Seine Mutter drehte sich um und lächelte breit.

“Oh, mach Dir keine Sorgen mehr um sie”, sagte seine Mutter. “Lore wird sie finden und uns alle retten. Oder er wird bei dem Versuch sterben. Und wenn wir weiterleben, glaube nicht, mein Schatz, dass es dann noch einen Platz für Dich bei uns geben wird.”

Sage errötete.

“Ich hasse Dich!”, schrie er. “Ich hasse Euch Beide!”

Seine Eltern drehten sich nur lächelnd um, traten auf das Marmorgeländer und verließen ihn in die Nacht.

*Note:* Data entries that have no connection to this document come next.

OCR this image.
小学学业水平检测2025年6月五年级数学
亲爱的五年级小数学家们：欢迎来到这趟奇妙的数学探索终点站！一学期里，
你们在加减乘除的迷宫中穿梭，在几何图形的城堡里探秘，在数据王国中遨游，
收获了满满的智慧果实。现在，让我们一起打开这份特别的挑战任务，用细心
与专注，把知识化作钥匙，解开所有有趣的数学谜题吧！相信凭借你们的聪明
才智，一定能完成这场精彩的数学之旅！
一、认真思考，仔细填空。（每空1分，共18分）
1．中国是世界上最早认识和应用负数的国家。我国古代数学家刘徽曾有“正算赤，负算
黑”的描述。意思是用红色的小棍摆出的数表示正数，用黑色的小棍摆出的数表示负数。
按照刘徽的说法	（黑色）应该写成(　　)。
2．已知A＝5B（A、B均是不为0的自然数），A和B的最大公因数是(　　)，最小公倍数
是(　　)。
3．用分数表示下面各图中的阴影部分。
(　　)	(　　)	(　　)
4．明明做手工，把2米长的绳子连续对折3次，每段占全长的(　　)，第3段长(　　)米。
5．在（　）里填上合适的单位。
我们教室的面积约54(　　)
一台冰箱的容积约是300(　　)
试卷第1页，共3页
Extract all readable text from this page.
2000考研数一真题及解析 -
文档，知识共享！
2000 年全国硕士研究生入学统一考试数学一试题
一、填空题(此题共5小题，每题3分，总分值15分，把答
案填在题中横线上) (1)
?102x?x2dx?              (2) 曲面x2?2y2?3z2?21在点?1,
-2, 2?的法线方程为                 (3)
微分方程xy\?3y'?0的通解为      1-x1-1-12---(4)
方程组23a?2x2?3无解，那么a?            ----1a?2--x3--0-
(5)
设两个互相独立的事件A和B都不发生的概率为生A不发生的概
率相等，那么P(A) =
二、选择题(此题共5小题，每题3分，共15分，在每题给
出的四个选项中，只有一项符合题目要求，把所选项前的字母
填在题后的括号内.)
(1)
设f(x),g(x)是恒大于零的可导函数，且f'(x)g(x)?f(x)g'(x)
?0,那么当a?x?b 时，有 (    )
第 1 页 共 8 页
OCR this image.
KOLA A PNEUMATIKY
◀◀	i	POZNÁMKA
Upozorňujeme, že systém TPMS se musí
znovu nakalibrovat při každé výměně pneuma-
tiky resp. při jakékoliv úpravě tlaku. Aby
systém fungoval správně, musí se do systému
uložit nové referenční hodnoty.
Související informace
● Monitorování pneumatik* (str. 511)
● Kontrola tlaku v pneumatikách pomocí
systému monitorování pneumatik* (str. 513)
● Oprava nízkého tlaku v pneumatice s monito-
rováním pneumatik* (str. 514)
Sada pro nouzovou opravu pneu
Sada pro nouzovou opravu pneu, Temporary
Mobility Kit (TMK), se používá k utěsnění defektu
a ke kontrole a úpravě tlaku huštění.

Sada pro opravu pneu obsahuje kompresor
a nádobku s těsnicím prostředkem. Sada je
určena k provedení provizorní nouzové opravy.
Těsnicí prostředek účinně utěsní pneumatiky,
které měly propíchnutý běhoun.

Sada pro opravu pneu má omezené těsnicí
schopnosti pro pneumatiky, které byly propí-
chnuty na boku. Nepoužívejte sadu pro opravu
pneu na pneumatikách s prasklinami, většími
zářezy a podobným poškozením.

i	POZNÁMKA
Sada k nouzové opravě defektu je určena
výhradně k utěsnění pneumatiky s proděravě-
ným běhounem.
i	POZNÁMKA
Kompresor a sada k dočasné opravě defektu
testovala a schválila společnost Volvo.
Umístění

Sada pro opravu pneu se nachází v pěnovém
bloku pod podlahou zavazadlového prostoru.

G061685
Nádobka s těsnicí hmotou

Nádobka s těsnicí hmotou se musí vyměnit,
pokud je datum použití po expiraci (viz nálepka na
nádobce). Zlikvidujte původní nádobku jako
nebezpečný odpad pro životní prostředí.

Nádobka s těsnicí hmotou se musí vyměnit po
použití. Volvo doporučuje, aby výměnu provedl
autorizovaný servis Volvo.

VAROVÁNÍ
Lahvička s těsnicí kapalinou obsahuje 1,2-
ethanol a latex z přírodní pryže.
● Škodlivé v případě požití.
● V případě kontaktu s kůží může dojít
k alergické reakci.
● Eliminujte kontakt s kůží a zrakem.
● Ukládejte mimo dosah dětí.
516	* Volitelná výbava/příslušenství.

Sage stand einfach dort und sah ihnen zu, wie sie verschwanden, in den Himmel, und seine verbleibenden Cousins sich zu ihnen gesellten. Er stand dort ganz allein, vor seiner mit Brettern vernagelten Heimat, mit nichts, was ihm geblieben war. Seine Familie hasste ihn – und er hasste sie ebenfalls.

Lore. Sage fühlte einen frischen Ausbruch von Entschlossenheit, als er an ihn dachte. Er durfte ihn Scarlet nicht finden lassen. Trotz all des Schmerzes in ihm, wusste er, er musste seine Kräfte ein letztes Mal bündeln. Er musste Scarlet finden.

Oder bei dem Versuch sterben.

KAPITEL VIER

Caitlin saß auf dem Beifahrersitz ihres Pickups, erschöpft, untröstlich, während Caleb unerbittlich die Straße 9 hinauf- und herunterfuhr, wie er es schon seit Stunden tat, um die Straßen abzusuchen. Es dämmerte und Caitlin sah durch die Windschutzscheibe auf den ungewöhnlichen Himmel. Sie wunderte sich, dass der Tag bereits anbrach. Sie waren die ganze Nacht herumgefahren, sie beiden auf den Vordersitzen und Sam und Polly auf der Rückbank, hatten ihre Augen über die Straßen und Büsche schweifen lassen und nach Scarlet gesucht. Einmal waren sie mit quietschenden Reifen stehengeblieben, da Caitlin gedacht hatte, sie hätte sie gesehen – nur, um dann zu erkennen, dass es eine Vogelscheuche war.